Big Data Cluster Design: Developing concepts for the physical architecture of Big Data clusters, optimizing for scalability and performance.
Migration of DWH Core ETL pipelines to the New Data Architecture: Core ETL pipelines were successfully migrated to the new Data Architecture, aligned with established standards, principles, and best practices.
Migration from Oracle to PostgreSQL: Core ETL pipelines were successfully migrated from Oracle to PostgreSQL, overcoming the challenge of PostgreSQL’s missing advanced Oracle functionalities through targeted improvements and performance optimizations. Oracle Data Integrator Knowledge Modules (KMs) were enhanced to fully support PostgreSQL and seamlessly integrate with RBI’s internal tool, IGI.
Orchestration Module: A new orchestration module was developed on top of the open-source tool Airflow, enabling orchestration-as-code and supporting a wide range of data sources and targets.
Near Real-Time Analytics: The new Data Architecture, powered by Apache NiFi and HBase, enabled the implementation of the first near real-time data analytics use cases, starting with HR data.
Metadata driven development: Transitioned the organization to a metadata-driven development strategy—eliminating vendor lock-in and dramatically accelerating time-to-market. This change empowered our data engineers to adopt new mindsets, rethink traditional workflows, and upskill to fully leverage metadata as the foundation of our pipelines.
Data Lake Initiative: Introduced a unified Data Lake to harness the full potential of raw datasets and accelerate report delivery from heterogeneous, disparate sources—proving invaluable during the volatile COVID-19 period.
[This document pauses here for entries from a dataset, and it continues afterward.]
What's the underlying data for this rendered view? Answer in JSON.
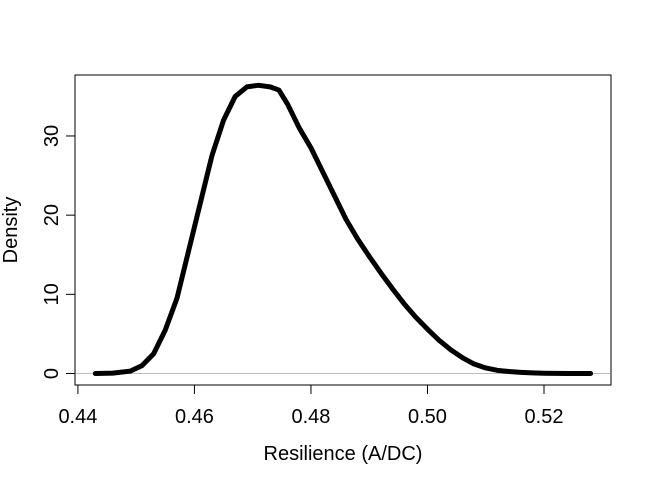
{
  "chart_data": {
    "type": "line",
    "title": "",
    "xlabel": "Resilience (A/DC)",
    "ylabel": "Density",
    "xlim": [
      0.4395,
      0.5315
    ],
    "ylim": [
      -1.45,
      37.7
    ],
    "x_ticks": [
      0.44,
      0.46,
      0.48,
      0.5,
      0.52
    ],
    "x_tick_labels": [
      "0.44",
      "0.46",
      "0.48",
      "0.50",
      "0.52"
    ],
    "y_ticks": [
      0,
      10,
      20,
      30
    ],
    "y_tick_labels": [
      "0",
      "10",
      "20",
      "30"
    ],
    "grid": false,
    "baseline": {
      "y": 0,
      "color": "#bebebe"
    },
    "series": [
      {
        "color": "#000000",
        "x": [
          0.443,
          0.446,
          0.449,
          0.451,
          0.453,
          0.455,
          0.457,
          0.459,
          0.461,
          0.463,
          0.465,
          0.467,
          0.469,
          0.471,
          0.473,
          0.4745,
          0.476,
          0.478,
          0.48,
          0.482,
          0.484,
          0.486,
          0.488,
          0.49,
          0.492,
          0.494,
          0.496,
          0.498,
          0.5,
          0.502,
          0.504,
          0.506,
          0.508,
          0.51,
          0.512,
          0.514,
          0.516,
          0.518,
          0.52,
          0.522,
          0.524,
          0.526,
          0.528
        ],
        "y": [
          0.0,
          0.05,
          0.3,
          1.0,
          2.5,
          5.5,
          9.5,
          15.5,
          21.5,
          27.5,
          32.0,
          35.0,
          36.2,
          36.4,
          36.2,
          35.8,
          34.0,
          31.0,
          28.5,
          25.5,
          22.5,
          19.5,
          17.0,
          14.8,
          12.7,
          10.7,
          8.8,
          7.1,
          5.6,
          4.2,
          3.0,
          2.0,
          1.2,
          0.7,
          0.4,
          0.25,
          0.15,
          0.08,
          0.04,
          0.02,
          0.01,
          0.0,
          0.0
        ]
      }
    ]
  }
}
Man hands using tablet that has data information.

Tools and Technologies

The project leveraged a diverse technology stack to achieve its goals:

ETL and Data Integration: Oracle Data Integrator 12c, IBM DataStage, IGI Metadata-Driven ETL Engine
Databases: Oracle Database 12c, DB2, PostgreSQL, ZIM Database
Big Data and Processing: Nifi, Hive, HDFS, Parquet, Avro, Spark, Kafka
Orchestration and Automation: Airflow
Security and Governance: Ambari, Ranger
Programming and Scripting: Groovy, PL/SQL, Python
Data Management: Schema Registry

Impact and Success

The Bank’s data architecture modernization project has significantly enhanced the Bank’s data capabilities. The implementation of a decentralized data architecture, coupled with advanced ML support and real-time processing features, has transformed how the Bank manages and utilizes data. This project not only solved existing architectural challenges but also laid a robust foundation for future data-driven innovations, positioning the Bank as a front-runner in the digital banking landscape.